September 24, 2021
Summer Internship 2021 – Mario – Finding Lottery Tickets via Gradient Descent!
Hello and welcome to my LeapMind Summer Intern summary post!
I'm a German-born, Spanish-raised computer scientist with a passion for Neural Networks and Natural Language Processing. I'm a master student at the University of Tokyo and got the opportunity to join LeapMind for a summer itern program. Feel free to follow me on GitHub or Twitter! I also have my own blog where I (very) occasionally write some stuff.
Let's start by giving some background about the topic at hand before I show you the results I obtained!
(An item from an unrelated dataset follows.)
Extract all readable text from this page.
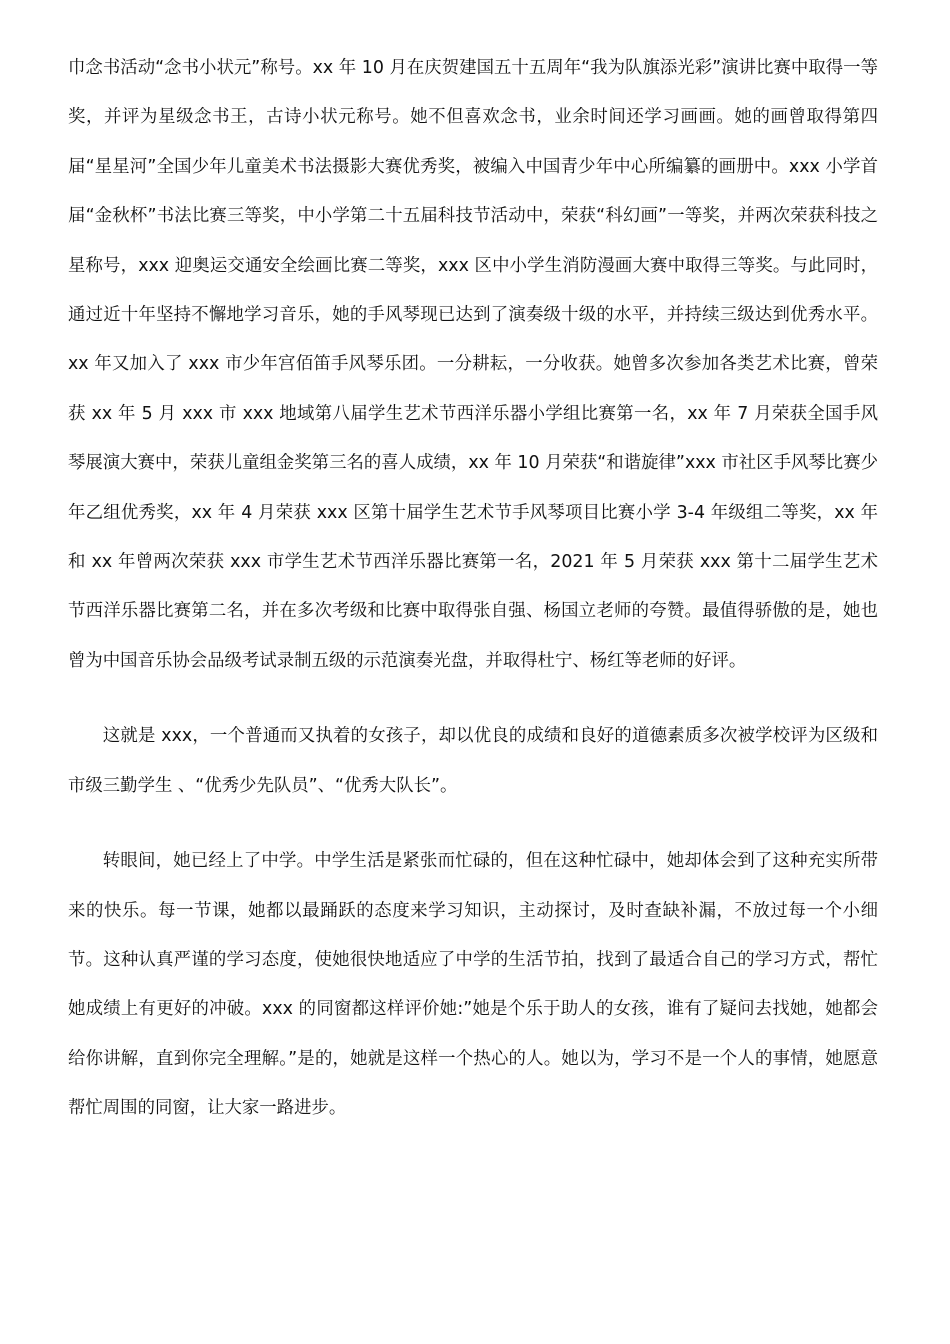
巾念书活动“念书小状元”称号。xx 年 10 月在庆贺建国五十五周年“我为队旗添光彩”演讲比赛中取得一等奖，并评为星级念书王，古诗小状元称号。她不但喜欢念书，业余时间还学习画画。她的画曾取得第四届“星星河”全国少年儿童美术书法摄影大赛优秀奖，被编入中国青少年中心所编纂的画册中。xxx 小学首届“金秋杯”书法比赛三等奖，中小学第二十五届科技节活动中，荣获“科幻画”一等奖，并两次荣获科技之星称号，xxx 迎奥运交通安全绘画比赛二等奖，xxx 区中小学生消防漫画大赛中取得三等奖。与此同时，通过近十年坚持不懈地学习音乐，她的手风琴现已达到了演奏级十级的水平，并持续三级达到优秀水平。xx 年又加入了 xxx 市少年宫佰笛手风琴乐团。一分耕耘，一分收获。她曾多次参加各类艺术比赛，曾荣获 xx 年 5 月 xxx 市 xxx 地域第八届学生艺术节西洋乐器小学组比赛第一名，xx 年 7 月荣获全国手风琴展演大赛中，荣获儿童组金奖第三名的喜人成绩，xx 年 10 月荣获“和谐旋律”xxx 市社区手风琴比赛少年乙组优秀奖，xx 年 4 月荣获 xxx 区第十届学生艺术节手风琴项目比赛小学 3-4 年级组二等奖，xx 年和 xx 年曾两次荣获 xxx 市学生艺术节西洋乐器比赛第一名，2021 年 5 月荣获 xxx 第十二届学生艺术节西洋乐器比赛第二名，并在多次考级和比赛中取得张自强、杨国立老师的夸赞。最值得骄傲的是，她也曾为中国音乐协会品级考试录制五级的示范演奏光盘，并取得杜宁、杨红等老师的好评。

这就是 xxx，一个普通而又执着的女孩子，却以优良的成绩和良好的道德素质多次被学校评为区级和市级三勤学生 、“优秀少先队员”、“优秀大队长”。

转眼间，她已经上了中学。中学生活是紧张而忙碌的，但在这种忙碌中，她却体会到了这种充实所带来的快乐。每一节课，她都以最踊跃的态度来学习知识，主动探讨，及时查缺补漏，不放过每一个小细节。这种认真严谨的学习态度，使她很快地适应了中学的生活节拍，找到了最适合自己的学习方式，帮忙她成绩上有更好的冲破。xxx 的同窗都这样评价她:”她是个乐于助人的女孩，谁有了疑问去找她，她都会给你讲解，直到你完全理解。”是的，她就是这样一个热心的人。她以为，学习不是一个人的事情，她愿意帮忙周围的同窗，让大家一路进步。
The Lottery Ticket Hypothesis
Model pruning is a method to reduce the number of active weights in a neural network, for the purpose of decreasing model size and induce stronger regularization. A recent research direction called The Lottery Ticket Hypothesis talks about how it is possible to find subnetworks that perform equally well (or even better!) than their full-sized counterparts, while also converging faster. This idea has prompted a number of follow-up works on pruning and lottery tickets and their relationship with the nature of how neural networks learn.
One of the most notorious findings that spawned from the concept of Lottery Tickets is the supermask. This mightly creature is capable of pruning a randomly initialized model in such a way that it achieves full-sized model performance, but without ever changing the weights. Let that sink in for a moment! You randomly initialize the weights of a model, and then apply a certain mask, which zeroes-out a large amount of the weights. Without any weight training, this model performs extremely well on the test set of a certain task.
So what is this black magic? How do we obtain these supermasks? The answer is: gradient descent! Instead of calculating the gradients with respect to the weights, we compute the gradient on the mask and take a step towards a mask that reduces the target loss. Although applying a mask sounds like a non-differentiable task, via some tricks this is a totally possible. The algorithm that trains these masks is called edge-popup. Refer to the paper and its code for details!
Supermasks for Binarized Models
The Multi-Prize Lottery Ticket Hypothesis paper talks about how we can find very robust binarized models via the supermask method. Models with binarized weights and activations are notoriously difficult to train, and here at LeapMind we wished to investigate the potential of this method to help us improve our own models.
What I Discovered
Just like in the Multi-Prize Lottery paper, a fully binarized lottery model remains 10%~20% below in accuracy against a standard weight-trained float model, especially for larger datasets such as ImageNet. However, comparing a binarized lottery model against a weight-trained binarized model is a different story! Here we can see extremely competitive results depending on the model configuration and dataset.
However, an important realization can be made to further improve results. The idea of freezing the weights and performing only mask-optimization is interesting from a theoretical point of view and helps these research papers get published, but when it comes down to the practical benefit, there is no reason for us to restrain ourselves in such a way! Why not combining the power of supermasks with the old-fashioned but well-known weight-training?
It turns out that supermask training in combination with normal weight-training acts like a strong regularizer, helping to improve generalization and avoid learning spurious correlations. Overall, we obtain much better training curves when training an unfrozen model with supermask training.
Additionally, assuming the existence of a powerful sparse-multiplication library, we can speed-up inference time of these models due to the fact that the weights are masked and thus very sparse.
This summer internship was extremely exciting and I learned a ton of things. First and foremost, I got to dive deep into the theoretical guts of model pruning, lottery tickets and edge-popup supermask training. An additional, and in my opinion even more valuable experience was to see firsthand how a large, cutting-edge deep learning repository is organized and maintained. I learned how to structure complex research experiments aiming for clarity and reproducibility. This will be my biggest takeaway for sure!